Am nächsten Tag regnete es, und Gina und Phil kamen fast gleichzeitig zu Fuß bei Joker an.
Ohne Kommentar zogen sie ihre nassen Schuhe aus, als Joker ihnen öffnete (eine Erziehungsmaßnahme Ginas) und gingen auf Socken mit ihm eine Treppe nach oben in sein Zimmer.
Joker hatte sich redlich bemüht, ein wenig Ordnung zu schaffen, aber Gina entdeckte ein zerkrümeltes Brötchen zwischen den Polstern eines ausgedienten Sessels, und der Papierkorb unter dem Schreibtisch quoll über, sodass zwei leere Joghurtbecher auf den Boden gefallen waren. Die Bücher, Zettel und Hefte, die sonst auf dem Schreibtisch lagen, hatte Joker einfach auf den Teppich gestapelt.
„Na, Alter, wie geht’s?“, sagte Joker und haute Phil auf den Rücken.
„Geht so.“
„Geht so? Besonders munter siehst du tatsächlich nicht aus.“
„Schlecht geschlafen.“
Joker raschelte mit der Zeitung. „Also, Leute, ich weiß auch nicht. In letzter Zeit gibt es die merkwürdigsten Meldungen. Neulich war ja diese Geschichte über das Schaf, das seinen Schäfer erschossen hat, und heute … Hört euch das an. Eine irre Überschrift!“
Phil und Gina ließen sich auf das ausrangierte Sofa nieder.
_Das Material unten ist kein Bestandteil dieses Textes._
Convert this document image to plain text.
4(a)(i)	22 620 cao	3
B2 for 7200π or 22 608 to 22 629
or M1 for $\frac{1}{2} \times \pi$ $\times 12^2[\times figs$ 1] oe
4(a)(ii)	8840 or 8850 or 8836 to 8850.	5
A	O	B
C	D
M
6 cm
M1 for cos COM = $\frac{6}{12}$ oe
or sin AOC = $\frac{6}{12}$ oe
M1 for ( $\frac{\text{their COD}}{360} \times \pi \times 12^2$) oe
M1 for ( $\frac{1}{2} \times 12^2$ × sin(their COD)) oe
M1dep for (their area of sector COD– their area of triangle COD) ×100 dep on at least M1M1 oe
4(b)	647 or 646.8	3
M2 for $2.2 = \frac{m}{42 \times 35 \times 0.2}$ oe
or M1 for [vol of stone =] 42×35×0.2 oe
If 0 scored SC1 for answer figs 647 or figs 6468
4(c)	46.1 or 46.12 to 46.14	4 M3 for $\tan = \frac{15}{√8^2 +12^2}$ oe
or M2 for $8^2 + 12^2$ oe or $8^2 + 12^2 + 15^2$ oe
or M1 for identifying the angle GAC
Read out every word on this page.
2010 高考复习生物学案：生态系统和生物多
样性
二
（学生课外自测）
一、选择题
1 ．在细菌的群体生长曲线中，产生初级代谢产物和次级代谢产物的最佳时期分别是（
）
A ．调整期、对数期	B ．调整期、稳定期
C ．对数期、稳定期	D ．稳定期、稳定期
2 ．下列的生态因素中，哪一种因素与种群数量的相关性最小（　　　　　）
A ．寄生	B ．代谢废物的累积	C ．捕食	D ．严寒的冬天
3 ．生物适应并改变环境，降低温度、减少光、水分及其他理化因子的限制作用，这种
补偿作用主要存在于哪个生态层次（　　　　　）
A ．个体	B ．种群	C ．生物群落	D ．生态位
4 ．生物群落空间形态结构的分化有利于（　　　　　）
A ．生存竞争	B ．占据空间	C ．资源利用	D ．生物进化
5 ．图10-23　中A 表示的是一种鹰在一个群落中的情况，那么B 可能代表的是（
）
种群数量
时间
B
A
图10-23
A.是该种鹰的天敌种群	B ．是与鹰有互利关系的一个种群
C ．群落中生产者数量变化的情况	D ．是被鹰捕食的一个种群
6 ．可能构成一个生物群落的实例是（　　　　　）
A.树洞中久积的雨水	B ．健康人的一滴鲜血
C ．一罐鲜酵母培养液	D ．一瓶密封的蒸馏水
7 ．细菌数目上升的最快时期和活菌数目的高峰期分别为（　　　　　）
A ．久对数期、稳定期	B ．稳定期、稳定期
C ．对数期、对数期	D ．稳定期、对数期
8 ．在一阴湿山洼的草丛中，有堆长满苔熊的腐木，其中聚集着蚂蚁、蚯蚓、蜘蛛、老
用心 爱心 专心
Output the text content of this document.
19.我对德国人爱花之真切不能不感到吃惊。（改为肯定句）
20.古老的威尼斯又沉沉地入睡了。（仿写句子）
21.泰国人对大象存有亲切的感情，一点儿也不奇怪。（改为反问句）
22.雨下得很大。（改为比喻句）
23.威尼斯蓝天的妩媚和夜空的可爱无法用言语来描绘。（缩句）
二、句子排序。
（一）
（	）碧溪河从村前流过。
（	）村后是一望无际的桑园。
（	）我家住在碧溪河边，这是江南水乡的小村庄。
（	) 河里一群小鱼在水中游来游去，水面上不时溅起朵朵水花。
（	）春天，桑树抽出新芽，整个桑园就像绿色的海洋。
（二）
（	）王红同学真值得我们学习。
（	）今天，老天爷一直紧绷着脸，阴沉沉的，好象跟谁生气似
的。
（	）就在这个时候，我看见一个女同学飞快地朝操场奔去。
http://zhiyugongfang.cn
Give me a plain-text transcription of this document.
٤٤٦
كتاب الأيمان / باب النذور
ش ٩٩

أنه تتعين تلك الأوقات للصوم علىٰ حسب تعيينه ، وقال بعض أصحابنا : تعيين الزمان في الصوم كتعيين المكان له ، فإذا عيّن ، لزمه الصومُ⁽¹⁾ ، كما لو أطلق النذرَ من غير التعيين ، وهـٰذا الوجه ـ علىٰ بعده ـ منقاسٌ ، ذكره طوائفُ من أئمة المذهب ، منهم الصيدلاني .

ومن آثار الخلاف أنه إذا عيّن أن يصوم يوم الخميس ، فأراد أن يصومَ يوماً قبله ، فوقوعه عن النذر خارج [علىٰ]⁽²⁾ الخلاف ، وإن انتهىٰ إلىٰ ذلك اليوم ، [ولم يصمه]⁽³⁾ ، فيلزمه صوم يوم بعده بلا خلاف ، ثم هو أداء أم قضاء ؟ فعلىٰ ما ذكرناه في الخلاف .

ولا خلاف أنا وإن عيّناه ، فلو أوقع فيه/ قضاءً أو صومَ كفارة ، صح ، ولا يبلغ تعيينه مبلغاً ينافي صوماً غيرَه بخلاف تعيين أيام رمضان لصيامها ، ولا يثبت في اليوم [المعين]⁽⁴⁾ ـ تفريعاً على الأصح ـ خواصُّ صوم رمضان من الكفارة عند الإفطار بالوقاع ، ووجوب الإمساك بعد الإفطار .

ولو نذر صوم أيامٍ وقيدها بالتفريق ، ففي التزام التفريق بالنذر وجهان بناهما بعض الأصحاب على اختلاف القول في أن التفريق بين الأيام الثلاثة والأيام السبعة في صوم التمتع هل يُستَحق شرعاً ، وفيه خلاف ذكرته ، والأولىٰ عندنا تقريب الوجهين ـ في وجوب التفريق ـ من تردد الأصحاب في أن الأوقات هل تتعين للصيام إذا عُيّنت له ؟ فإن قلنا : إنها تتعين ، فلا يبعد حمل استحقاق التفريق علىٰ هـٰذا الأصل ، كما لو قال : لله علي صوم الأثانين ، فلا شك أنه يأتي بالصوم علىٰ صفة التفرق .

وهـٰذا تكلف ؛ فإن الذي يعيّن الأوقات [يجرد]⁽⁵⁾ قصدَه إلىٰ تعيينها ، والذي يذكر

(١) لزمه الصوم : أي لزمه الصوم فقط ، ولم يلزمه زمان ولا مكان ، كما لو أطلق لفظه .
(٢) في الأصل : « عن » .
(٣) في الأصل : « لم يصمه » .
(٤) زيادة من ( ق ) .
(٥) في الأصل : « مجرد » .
„Angriff der Gummibärchen!
In einer Süßwarenfabrik gab es am Samstag einen Unfall. Ausgelöst wurde er durch eine Fehlsteuerung der Fließbänder, die Gummibärchen zu der Verpackungseinheit transportierten.
Die wohlschmeckenden bunten Tiere waren in das Getriebe geraten, hatten die Fließbänder blockiert und dabei einen riesigen Stau verursacht. Bei der Reparatur der Maschinen wurden zwei Ingenieure aus bisher noch unbekannten Gründen schwer verletzt.“
Phil verzog den Mund zu einem müden Lächeln und sagte: „Ziemlich witzig. Ich hab übrigens eine Neuigkeit. Gestern war ich …“
Er wurde unterbrochen, weil die Tür aufging und Jokers Mutter im Türrahmen stand.